Tensions with North Korea have continued to escalate in recent months, primarily due to Kim Jong un’s regime continuing to develop and test nuclear weapon and ballistic missile technology in the face of repeated UN resolutions and sanctions.  However, the effect of one American student’s death after being released from North Korean custody can’t be understated, as it, in many ways, set the tone for escalating assertions levied at Kim’s regime from the United States of America.  What exactly happened to the 22-year-old, however, remains shrouded in mystery.

Otto Warmbier, an American that was arrested during a brief visit to North Korea in early 2016 for reportedly stealing a propaganda poster from the hallway of his hotel, was returned to the United States, in June of this year.  The student, who had left in good health, returned in a coma, and according to his parents, in a dismal physical state.

“We weren’t prepared for this at all,” said Cindy Warmbier, Otto’s mother. “No one had any idea, going in there, what we were going to see.”

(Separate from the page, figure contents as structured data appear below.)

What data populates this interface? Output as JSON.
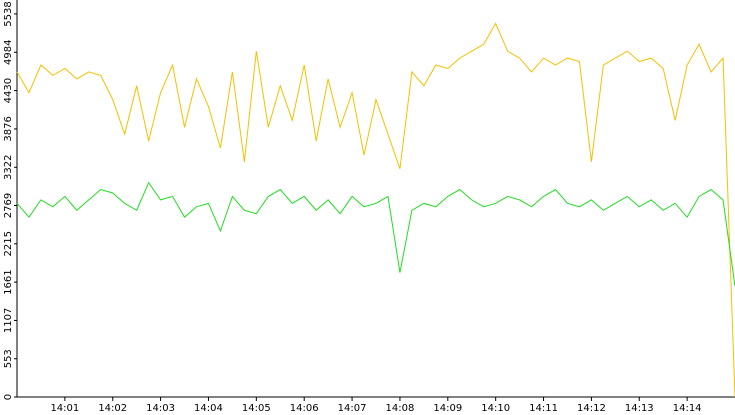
{
  "chart_data": {
    "type": "line",
    "categories": [
      null,
      null,
      null,
      null,
      "14:01",
      null,
      null,
      null,
      "14:02",
      null,
      null,
      null,
      "14:03",
      null,
      null,
      null,
      "14:04",
      null,
      null,
      null,
      "14:05",
      null,
      null,
      null,
      "14:06",
      null,
      null,
      null,
      "14:07",
      null,
      null,
      null,
      "14:08",
      null,
      null,
      null,
      "14:09",
      null,
      null,
      null,
      "14:10",
      null,
      null,
      null,
      "14:11",
      null,
      null,
      null,
      "14:12",
      null,
      null,
      null,
      "14:13",
      null,
      null,
      null,
      "14:14",
      null,
      null,
      null,
      null
    ],
    "series": [
      {
        "color": "#f5c000",
        "values": [
          4700,
          4400,
          4800,
          4650,
          4750,
          4600,
          4700,
          4650,
          4300,
          3800,
          4500,
          3700,
          4400,
          4800,
          3900,
          4600,
          4200,
          3600,
          4700,
          3400,
          5000,
          3900,
          4500,
          4000,
          4800,
          3700,
          4600,
          3900,
          4400,
          3500,
          4300,
          3800,
          3300,
          4700,
          4500,
          4800,
          4750,
          4900,
          5000,
          5100,
          5400,
          5000,
          4900,
          4700,
          4900,
          4800,
          4900,
          4850,
          3400,
          4800,
          4900,
          5000,
          4850,
          4900,
          4750,
          4000,
          4800,
          5100,
          4700,
          4900,
          0
        ]
      },
      {
        "color": "#22dd22",
        "values": [
          2800,
          2600,
          2850,
          2750,
          2900,
          2700,
          2850,
          3000,
          2950,
          2800,
          2700,
          3100,
          2850,
          2900,
          2600,
          2750,
          2800,
          2400,
          2900,
          2700,
          2650,
          2900,
          3000,
          2800,
          2900,
          2700,
          2850,
          2650,
          2900,
          2750,
          2800,
          2900,
          1800,
          2700,
          2800,
          2750,
          2900,
          3000,
          2850,
          2750,
          2800,
          2900,
          2850,
          2750,
          2900,
          3000,
          2800,
          2750,
          2850,
          2700,
          2800,
          2900,
          2750,
          2850,
          2700,
          2800,
          2600,
          2900,
          3000,
          2850,
          1600
        ]
      }
    ],
    "ylim": [
      0,
      5740
    ],
    "yticks": [
      0,
      553,
      1107,
      1661,
      2215,
      2769,
      3322,
      3876,
      4430,
      4984,
      5538
    ]
  }
}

Halfway up the stairs, we hear this loud, guttural, howling, inhuman sound. We don’t know what it is,” Fred Warmbier, Otto’s father, said. “He’s strapped to the stretcher, and he’s moving around and jerking violently, making these howling, inhuman sounds.”

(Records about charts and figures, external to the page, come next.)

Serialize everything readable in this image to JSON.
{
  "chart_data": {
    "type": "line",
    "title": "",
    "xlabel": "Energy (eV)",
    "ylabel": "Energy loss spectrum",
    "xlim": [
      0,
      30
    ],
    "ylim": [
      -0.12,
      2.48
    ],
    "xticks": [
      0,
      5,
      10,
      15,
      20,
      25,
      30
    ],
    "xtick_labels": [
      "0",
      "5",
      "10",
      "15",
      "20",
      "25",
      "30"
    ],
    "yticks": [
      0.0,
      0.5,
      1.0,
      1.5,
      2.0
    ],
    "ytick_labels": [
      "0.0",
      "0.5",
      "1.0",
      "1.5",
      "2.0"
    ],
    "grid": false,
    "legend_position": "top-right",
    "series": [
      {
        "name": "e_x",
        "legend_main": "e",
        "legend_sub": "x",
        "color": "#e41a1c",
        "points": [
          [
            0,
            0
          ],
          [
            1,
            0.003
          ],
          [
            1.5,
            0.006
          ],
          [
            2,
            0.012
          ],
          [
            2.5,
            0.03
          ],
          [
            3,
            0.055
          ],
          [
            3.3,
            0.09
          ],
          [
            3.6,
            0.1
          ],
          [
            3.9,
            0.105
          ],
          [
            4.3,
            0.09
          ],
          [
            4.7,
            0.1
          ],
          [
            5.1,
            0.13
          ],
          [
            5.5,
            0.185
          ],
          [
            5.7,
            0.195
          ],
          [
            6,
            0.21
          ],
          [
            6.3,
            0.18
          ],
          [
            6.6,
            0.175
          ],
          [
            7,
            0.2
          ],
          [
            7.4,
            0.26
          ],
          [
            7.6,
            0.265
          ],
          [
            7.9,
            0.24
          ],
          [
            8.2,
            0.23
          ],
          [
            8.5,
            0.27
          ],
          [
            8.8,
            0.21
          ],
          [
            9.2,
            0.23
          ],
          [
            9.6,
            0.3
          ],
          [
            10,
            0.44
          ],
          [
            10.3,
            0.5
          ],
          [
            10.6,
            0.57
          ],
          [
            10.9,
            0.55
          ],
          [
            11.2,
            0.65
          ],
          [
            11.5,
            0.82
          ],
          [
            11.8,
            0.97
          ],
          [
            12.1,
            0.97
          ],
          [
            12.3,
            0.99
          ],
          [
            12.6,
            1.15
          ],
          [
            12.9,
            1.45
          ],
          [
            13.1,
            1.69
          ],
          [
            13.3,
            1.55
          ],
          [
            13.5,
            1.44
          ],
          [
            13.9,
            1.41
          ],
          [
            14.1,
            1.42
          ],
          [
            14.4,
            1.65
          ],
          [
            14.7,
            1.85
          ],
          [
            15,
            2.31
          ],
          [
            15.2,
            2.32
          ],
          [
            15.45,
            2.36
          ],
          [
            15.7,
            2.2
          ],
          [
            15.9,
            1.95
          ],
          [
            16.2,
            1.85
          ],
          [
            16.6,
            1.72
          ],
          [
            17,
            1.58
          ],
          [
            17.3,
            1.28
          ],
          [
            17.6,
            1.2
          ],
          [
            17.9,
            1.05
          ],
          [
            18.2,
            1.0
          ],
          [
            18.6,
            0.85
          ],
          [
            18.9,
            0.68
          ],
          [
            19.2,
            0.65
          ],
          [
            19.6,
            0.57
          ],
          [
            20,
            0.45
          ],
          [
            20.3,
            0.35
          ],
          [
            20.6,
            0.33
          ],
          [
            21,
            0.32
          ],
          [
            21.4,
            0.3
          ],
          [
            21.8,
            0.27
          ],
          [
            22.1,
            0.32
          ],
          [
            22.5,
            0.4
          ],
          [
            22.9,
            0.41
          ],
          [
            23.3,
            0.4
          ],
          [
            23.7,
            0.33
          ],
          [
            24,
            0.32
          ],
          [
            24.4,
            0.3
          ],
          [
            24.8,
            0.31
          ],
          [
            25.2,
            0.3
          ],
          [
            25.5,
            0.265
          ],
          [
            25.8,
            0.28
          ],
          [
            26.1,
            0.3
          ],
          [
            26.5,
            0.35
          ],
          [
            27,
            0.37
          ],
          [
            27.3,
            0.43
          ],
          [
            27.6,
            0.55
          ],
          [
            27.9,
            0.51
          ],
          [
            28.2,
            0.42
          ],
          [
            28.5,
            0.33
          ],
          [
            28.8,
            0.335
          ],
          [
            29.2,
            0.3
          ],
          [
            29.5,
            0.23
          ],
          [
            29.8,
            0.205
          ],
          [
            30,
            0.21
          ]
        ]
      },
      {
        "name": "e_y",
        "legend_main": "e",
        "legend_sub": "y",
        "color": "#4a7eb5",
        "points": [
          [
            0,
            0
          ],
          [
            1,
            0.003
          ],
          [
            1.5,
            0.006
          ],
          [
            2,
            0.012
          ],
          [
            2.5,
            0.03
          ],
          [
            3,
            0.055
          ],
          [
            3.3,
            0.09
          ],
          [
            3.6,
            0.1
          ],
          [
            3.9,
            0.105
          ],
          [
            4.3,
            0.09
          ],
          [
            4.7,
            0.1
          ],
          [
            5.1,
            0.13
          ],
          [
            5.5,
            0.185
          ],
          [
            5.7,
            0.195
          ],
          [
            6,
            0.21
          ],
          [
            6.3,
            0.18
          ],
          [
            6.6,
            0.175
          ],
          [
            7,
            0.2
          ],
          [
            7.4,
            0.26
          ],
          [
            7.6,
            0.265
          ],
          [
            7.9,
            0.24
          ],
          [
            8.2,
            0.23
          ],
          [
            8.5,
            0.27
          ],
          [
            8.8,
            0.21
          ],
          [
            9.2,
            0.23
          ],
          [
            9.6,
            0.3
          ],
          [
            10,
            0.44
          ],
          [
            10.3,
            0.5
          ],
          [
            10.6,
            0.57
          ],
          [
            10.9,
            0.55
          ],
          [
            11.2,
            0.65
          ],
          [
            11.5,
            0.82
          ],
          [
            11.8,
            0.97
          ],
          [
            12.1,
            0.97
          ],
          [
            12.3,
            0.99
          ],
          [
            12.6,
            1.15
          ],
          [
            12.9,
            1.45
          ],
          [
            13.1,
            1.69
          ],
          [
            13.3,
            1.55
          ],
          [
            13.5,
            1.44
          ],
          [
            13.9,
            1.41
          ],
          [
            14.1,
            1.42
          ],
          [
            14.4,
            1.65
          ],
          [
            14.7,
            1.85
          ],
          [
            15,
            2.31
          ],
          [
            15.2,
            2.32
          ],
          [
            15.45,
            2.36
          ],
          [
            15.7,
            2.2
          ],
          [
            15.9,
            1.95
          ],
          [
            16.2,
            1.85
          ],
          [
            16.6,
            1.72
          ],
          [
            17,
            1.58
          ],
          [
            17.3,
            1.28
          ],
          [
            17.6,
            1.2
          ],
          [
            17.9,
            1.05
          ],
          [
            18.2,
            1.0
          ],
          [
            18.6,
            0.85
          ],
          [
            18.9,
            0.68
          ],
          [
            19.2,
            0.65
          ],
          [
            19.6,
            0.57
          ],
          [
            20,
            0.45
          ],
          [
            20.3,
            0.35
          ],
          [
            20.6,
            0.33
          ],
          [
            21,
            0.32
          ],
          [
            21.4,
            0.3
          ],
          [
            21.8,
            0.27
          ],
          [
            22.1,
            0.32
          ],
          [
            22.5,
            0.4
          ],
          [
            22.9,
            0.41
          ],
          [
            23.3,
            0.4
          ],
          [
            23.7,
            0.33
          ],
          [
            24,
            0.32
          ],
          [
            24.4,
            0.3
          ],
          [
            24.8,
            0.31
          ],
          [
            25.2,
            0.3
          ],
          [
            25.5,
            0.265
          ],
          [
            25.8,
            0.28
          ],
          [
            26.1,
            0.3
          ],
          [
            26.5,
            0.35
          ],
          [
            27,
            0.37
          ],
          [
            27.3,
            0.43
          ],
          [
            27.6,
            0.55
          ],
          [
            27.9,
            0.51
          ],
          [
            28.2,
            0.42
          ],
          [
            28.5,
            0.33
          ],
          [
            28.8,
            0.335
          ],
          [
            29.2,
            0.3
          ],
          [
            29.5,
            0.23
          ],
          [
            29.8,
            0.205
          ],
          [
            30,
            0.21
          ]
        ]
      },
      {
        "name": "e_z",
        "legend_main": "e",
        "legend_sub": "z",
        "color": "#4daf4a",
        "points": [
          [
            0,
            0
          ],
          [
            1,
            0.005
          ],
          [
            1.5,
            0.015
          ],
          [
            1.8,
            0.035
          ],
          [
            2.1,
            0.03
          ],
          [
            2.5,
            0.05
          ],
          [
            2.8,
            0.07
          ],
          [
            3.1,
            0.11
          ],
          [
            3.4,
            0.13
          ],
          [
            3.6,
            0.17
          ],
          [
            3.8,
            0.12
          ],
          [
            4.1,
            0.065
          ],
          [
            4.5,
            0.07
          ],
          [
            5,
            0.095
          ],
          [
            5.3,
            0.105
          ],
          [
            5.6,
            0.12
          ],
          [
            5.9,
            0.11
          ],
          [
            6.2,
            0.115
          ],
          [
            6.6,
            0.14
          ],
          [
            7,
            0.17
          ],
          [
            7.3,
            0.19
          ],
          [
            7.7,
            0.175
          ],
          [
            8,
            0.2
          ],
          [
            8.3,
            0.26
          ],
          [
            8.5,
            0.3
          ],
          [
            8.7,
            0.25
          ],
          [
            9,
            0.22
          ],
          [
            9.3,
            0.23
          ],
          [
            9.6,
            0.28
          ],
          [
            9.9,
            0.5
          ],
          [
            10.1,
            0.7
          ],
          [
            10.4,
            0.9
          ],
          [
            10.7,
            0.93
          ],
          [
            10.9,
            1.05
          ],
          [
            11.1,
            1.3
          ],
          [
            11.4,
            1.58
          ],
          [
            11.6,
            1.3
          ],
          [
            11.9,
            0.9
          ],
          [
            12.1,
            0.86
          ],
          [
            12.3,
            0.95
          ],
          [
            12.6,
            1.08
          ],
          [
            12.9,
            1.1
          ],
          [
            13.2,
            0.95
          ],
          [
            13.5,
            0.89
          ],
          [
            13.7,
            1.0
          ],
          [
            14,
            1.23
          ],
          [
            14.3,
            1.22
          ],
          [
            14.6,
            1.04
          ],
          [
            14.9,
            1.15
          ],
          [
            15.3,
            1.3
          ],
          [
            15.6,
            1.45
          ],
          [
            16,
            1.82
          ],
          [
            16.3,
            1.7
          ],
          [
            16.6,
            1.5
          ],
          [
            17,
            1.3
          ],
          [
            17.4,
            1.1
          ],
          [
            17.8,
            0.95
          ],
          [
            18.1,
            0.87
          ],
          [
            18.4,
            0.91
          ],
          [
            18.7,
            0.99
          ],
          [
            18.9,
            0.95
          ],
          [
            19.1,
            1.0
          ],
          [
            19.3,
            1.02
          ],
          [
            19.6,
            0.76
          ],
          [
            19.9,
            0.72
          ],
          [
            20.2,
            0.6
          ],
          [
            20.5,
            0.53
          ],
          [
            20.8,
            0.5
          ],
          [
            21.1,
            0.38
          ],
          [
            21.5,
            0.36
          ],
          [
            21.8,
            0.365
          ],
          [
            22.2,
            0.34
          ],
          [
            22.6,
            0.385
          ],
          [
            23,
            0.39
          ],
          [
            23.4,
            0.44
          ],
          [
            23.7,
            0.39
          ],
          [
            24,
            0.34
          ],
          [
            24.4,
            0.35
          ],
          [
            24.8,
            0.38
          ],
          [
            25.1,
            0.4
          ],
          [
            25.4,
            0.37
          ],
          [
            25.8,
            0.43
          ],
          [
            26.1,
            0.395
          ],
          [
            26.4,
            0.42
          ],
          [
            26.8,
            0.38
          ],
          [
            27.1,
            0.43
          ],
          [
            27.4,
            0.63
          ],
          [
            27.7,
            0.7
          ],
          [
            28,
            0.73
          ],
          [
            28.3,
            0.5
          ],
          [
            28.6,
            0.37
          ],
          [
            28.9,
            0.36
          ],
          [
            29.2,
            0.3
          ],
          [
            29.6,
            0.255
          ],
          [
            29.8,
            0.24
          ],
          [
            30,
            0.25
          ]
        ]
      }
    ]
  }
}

According to the parents, their son’s hands and legs were “totally deformed,” and medical examinations made prior to his death classified his condition as a state of “unresponsive wakefulness,” apparently caused by brain damage that had occurred more than a year before.

North Korea’s official statement regarding the student’s condition, who had been sentenced to 15 years of hard labor for his crime, indicated that he was suffering from botulism and the effects of ingesting of a sleeping pill, dismissing any claims of torture.

Warmbier’s parents, however, disagreed, claiming that “His bottom teeth look like they had taken a pair of pliers and rearranged them.”

The official report of the coroner that examined Warmbier’s body appears not to support either the parents or North Korea’s statements regarding his condition.  Warmbier’s arms and legs did exhibit signs of hyperextension, which could arguably be a sign of torture, or potentially a sign that he lacked muscular control of his limbs during what was believed to be a 12 month waking coma. Further, the medical examiner indicated that there were no signs of trauma in Warmbier’s mouth, including his teeth and jaw.